5 thoughts on “Sixer’s Sentiments: Joey Barton, Premier League withdrawal symptoms and Super League allure”

  1. Keith you are spot on with your observations about drinking.Growing up in a mining village it certainly was the case that men should be able to hold their drink and were very critical of those who couldn’t.Excellent training for any young person and standing them in good stead for the rest of their lives.

  2. To be honest Keith I can’t remember the last time I saw any violence at a footy match in the last thirty years. I have seen some posturing but unlike the late sixties and seventies the only times I have felt uncomfortable wearing red and white to an away game was once at Wolves and once at Birmingham and both of those games were a decade ago and the abuse was verbal.

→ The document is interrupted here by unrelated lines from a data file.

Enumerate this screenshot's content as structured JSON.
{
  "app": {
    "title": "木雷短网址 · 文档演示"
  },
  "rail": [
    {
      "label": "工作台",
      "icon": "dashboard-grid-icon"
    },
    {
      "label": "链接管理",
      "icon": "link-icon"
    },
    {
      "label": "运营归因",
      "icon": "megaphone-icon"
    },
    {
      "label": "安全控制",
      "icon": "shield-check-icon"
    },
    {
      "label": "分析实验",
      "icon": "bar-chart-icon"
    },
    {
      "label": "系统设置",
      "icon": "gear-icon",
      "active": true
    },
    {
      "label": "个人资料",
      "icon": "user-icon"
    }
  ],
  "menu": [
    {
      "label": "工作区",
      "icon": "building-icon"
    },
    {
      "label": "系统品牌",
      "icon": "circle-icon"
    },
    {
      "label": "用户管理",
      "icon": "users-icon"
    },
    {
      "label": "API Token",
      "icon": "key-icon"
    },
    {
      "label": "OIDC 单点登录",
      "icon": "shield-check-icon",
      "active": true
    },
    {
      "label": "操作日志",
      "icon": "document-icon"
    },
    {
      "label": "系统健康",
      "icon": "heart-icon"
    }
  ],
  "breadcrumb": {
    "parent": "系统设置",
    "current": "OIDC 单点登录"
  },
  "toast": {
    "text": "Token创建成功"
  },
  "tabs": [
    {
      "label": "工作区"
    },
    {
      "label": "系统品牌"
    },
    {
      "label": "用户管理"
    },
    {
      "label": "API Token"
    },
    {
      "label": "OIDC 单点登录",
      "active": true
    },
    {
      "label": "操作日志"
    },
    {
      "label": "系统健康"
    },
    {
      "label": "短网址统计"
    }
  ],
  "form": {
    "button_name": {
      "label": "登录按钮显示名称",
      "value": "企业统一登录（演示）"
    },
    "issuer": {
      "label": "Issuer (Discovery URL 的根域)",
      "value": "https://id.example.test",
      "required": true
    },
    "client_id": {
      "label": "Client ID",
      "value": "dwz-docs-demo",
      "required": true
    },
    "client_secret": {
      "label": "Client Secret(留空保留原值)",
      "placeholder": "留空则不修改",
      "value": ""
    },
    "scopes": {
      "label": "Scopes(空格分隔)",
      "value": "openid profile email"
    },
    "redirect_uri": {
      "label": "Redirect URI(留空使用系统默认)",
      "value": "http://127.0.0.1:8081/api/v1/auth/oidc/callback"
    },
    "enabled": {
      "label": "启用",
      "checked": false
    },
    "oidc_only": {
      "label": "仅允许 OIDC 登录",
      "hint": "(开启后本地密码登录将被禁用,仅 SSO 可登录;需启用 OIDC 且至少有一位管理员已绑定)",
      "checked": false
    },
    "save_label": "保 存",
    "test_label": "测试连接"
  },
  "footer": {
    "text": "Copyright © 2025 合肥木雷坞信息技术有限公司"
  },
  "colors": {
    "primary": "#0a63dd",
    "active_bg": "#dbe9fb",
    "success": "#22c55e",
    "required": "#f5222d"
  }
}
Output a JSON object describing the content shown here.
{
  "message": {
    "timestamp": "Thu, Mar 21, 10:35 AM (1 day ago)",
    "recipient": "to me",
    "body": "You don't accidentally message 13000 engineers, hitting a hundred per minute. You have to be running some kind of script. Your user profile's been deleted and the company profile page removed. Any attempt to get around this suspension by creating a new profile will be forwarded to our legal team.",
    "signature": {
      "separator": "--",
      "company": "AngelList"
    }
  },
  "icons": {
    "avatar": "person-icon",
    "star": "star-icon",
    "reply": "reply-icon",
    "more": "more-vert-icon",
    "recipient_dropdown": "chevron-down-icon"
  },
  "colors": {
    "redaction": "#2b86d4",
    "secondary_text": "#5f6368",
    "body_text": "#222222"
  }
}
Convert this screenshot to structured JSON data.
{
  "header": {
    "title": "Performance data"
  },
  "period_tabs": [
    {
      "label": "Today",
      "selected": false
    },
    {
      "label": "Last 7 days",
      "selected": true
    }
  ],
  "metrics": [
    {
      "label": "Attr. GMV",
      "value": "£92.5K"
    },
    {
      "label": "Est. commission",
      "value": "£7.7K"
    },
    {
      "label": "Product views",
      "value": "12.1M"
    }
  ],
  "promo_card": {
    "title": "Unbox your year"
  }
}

    Unfortunately it appears that there was some aggression at a pub near Wembley where West Auckland and Dunston supporters had gathered before the game

    but I was in the pub nearest to the stadium an hour before kick off and it was dead. As was the atmosphere for the whole game. Apart from a group of eight or nine youths extolling the virtues of West Auckland (lots of female sexual organs and heroin addicts apparently) there was nothing like the passion of the previous final. A crowd of just over 5,000 and a reasonable but hardly memorable game was an anti climax.

  3. The question When did football become tribal is an interesting and difficult one to answer. As a youngster I lived in Birtley which is one of those villages where the Sunderland/Newcastle split was 50/50 its not like that now. There was never an intense hatred in the game and as for causing bother it was always the same people, and they unfortunatley for themselves couldn’t help it. I live in South Africa where rugby is intense but never confrontational off the field. I have come to the conclusion 40 years ago we went to the match as a family, my Dad would park at the Wheatsheaf and we would walk to the ground. There was a buzz of excitement what would the team be who were the opposition. My Dad worked at the Caterpillar and believed in good behaviour if anyone misbehaved he would be told to calm down. Men did drink but could handle their drink, it was only a boy who mi9sbehaved under drink so it was childish to be out of order. Now it seems people believe themselves “BIG” if they get into trouble or cause disruption. the old days of family football were fantastic it taught us how to behave but now sadly it has the opposite affect and teaches the youngster to be fanatical and trbal. Lets go back to the old days

  4. This is something I can relate to greatly! I live in leeds and have watched and played a lot of rugby league. In fairness I have seen a few scuffs at RL games but this is over the course of 14 years of watching the game.